ROBERT SIEGEL, host:
Senator Jim DeMint could become a conservative star this election season, and it's not because of the time he's putting into his own reelection in South Carolina. This year, some of the most surprising Republican primary victories around the country have been for candidates who got help from DeMint.
From member station WFAE in Charlotte, North Carolina, Julie Rose reports.
JULIE ROSE: South Carolina Republican Senator Jim DeMint is trying to get reelected.
Ms. SHARRON ANGLE (Republican Senatorial Candidate, Nevada): This campaign is about taking back America.
ROSE: Oh, wait. That's not DeMint.
Mr. MARCO RUBIO (Republican Senatorial Candidate, Florida): Hi, I'm Marco Rubio. America is the greatest country in the world.
ROSE: Yeah, that's obviously not DeMint either.
For an incumbent trying to keep his seat, DeMint seems a lot more focused on the campaigns of politicians you just heard: Sharron Angle in Nevada, Rubio in Florida and a half dozen others around the country.
Senator JIM DeMINT (Republican, South Carolina): We support only those candidates who believe and will fight to restrain our government, so you and your family can live free, independent and prosperous lives.
ROSE: That is Jim DeMint in a video on the website of his political action committee. The Senate Conservative Fund has already contributed more than $2 million to candidates who meet DeMint's conservative criteria. A spokesman for the fund says they're shooting to raise five million by November.
Meanwhile, DeMint is doing very little of his own campaigning and wouldn't agree to an interview for this story because, well, let's let political scientist Scott Huffmon explains. He's at South Carolina's Winthrop University.
Dr. SCOTT HUFFMON (Department of Political Science, Winthrop University): DeMint feels that he's probably cruising towards reelection. I think most of the country has learned about Alvin Greene, the Democratic nominee for Senate and the controversy that it's caused.
ROSE: Probably an understatement there. Alvin Greene is the 32-year-old unemployed military veteran with no organized campaign, a pending felony charge for obscenity and a knack for giving awkward interviews to the media, like this one a month ago when he promised to end the recession.
Mr. ALVIN GREENE (Democratic Senatorial Candidate, South Carolina): That's what I'll do. That's what I will do, because I have real plans, and my opponent has nothing.

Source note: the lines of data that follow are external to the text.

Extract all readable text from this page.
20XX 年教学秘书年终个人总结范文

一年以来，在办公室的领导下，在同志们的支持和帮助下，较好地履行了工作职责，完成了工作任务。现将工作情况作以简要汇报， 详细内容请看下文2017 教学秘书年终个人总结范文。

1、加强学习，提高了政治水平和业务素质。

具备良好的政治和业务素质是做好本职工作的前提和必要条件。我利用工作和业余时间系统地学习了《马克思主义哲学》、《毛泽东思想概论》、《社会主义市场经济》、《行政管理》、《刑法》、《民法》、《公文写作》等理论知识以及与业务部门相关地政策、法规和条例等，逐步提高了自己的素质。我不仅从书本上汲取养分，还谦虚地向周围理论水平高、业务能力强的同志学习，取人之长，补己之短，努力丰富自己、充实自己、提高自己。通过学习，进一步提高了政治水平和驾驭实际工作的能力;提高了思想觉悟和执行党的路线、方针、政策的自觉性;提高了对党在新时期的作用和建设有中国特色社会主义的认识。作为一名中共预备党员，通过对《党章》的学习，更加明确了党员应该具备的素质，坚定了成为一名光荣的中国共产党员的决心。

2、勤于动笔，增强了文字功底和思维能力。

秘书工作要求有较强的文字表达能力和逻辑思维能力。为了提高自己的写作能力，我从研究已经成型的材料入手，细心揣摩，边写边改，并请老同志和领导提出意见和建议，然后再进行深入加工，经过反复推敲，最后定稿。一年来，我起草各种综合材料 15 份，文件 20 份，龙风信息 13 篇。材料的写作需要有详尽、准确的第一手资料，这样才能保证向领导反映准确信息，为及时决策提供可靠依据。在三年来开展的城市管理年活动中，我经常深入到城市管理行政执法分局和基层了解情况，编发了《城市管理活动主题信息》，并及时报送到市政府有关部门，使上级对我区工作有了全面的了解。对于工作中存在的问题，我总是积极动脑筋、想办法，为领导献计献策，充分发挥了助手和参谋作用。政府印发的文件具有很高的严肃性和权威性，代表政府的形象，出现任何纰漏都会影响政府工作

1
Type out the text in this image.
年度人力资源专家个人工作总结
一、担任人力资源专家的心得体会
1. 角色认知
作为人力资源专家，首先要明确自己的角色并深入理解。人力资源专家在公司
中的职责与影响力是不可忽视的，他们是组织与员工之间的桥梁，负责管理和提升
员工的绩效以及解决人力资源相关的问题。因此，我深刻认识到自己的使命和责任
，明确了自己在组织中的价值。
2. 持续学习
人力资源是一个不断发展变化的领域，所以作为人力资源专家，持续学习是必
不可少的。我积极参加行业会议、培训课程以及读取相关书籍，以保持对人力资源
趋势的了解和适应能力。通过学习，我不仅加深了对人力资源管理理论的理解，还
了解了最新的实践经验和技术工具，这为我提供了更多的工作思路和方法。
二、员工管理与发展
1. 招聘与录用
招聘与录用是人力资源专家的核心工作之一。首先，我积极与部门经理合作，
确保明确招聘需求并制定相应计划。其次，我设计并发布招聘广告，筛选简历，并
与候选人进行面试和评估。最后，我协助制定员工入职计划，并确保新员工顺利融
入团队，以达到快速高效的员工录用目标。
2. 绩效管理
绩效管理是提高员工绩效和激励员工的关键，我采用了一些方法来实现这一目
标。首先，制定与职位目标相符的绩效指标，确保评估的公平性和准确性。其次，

ROSE: Except a 42-point lead over Greene in one recent poll. So Huffmon says DeMint's got time and money to spend on something bigger.
Dr. HUFFMON: This will absolutely make DeMint a powerbroker, a kingmaker within the Republican Party, to the degree that he is successful.
ROSE: Here's the risk: The candidates DeMint is backing fall to the Republican right - more in line with the Tea Party movement. Most ran against chosen heirs of the Republican Party establishment, and DeMint waded right into the primary fray.
So if DeMint's picks lose in November, party establishment types are likely to blame him for pushing unelectable Tea Partiers onto the ballot.
(Soundbite of applause)
Mr. KEN BUCK (Republican Senatorial Candidate, Colorado): Thank you so much for being here, folks. I just received a call from Jane...
ROSE: Colorado is one of the states where DeMint placed a bet. The Senate Conservatives Fund spent more than $300,000 to land Ken Buck on the victory platform, instead of the candidate favored by Senate Republican leaders. Now, the fund is aggressively soliciting donations for Ken Buck's general election bid, bypassing state and national Republican Party fund-raising efforts.
In essence, draining money from the party's own pockets, says political scientist Scott Huffmon.
Dr. HUFFMON: That, again, is setting up potential conflict between the establishment and Jim DeMint.
Mr. DICK WADHAMS (Chairman, Republican Party, Colorado): No, that is not a conflict with us at all.
ROSE: And that's Dick Wadhams, chairman of the Colorado Republican Party.
Mr. WADHAMS: More importantly, I think Senator DeMint is going to be electing some great U.S. senators across the country - helping to elect some great senators across the country.
ROSE: And boosting his own profile too?
Mr. WADHAMS: I assume so, and that's fine with me.
ROSE: A spokesman for Jim DeMint says the senator didn't come to Washington to make friends. But his efforts to get conservative darlings elected could give him a built-in class of freshmen senators who owe him big. And when you're a kingmaker, who needs friends?
For NPR News, I'm Julie Rose in Charlotte.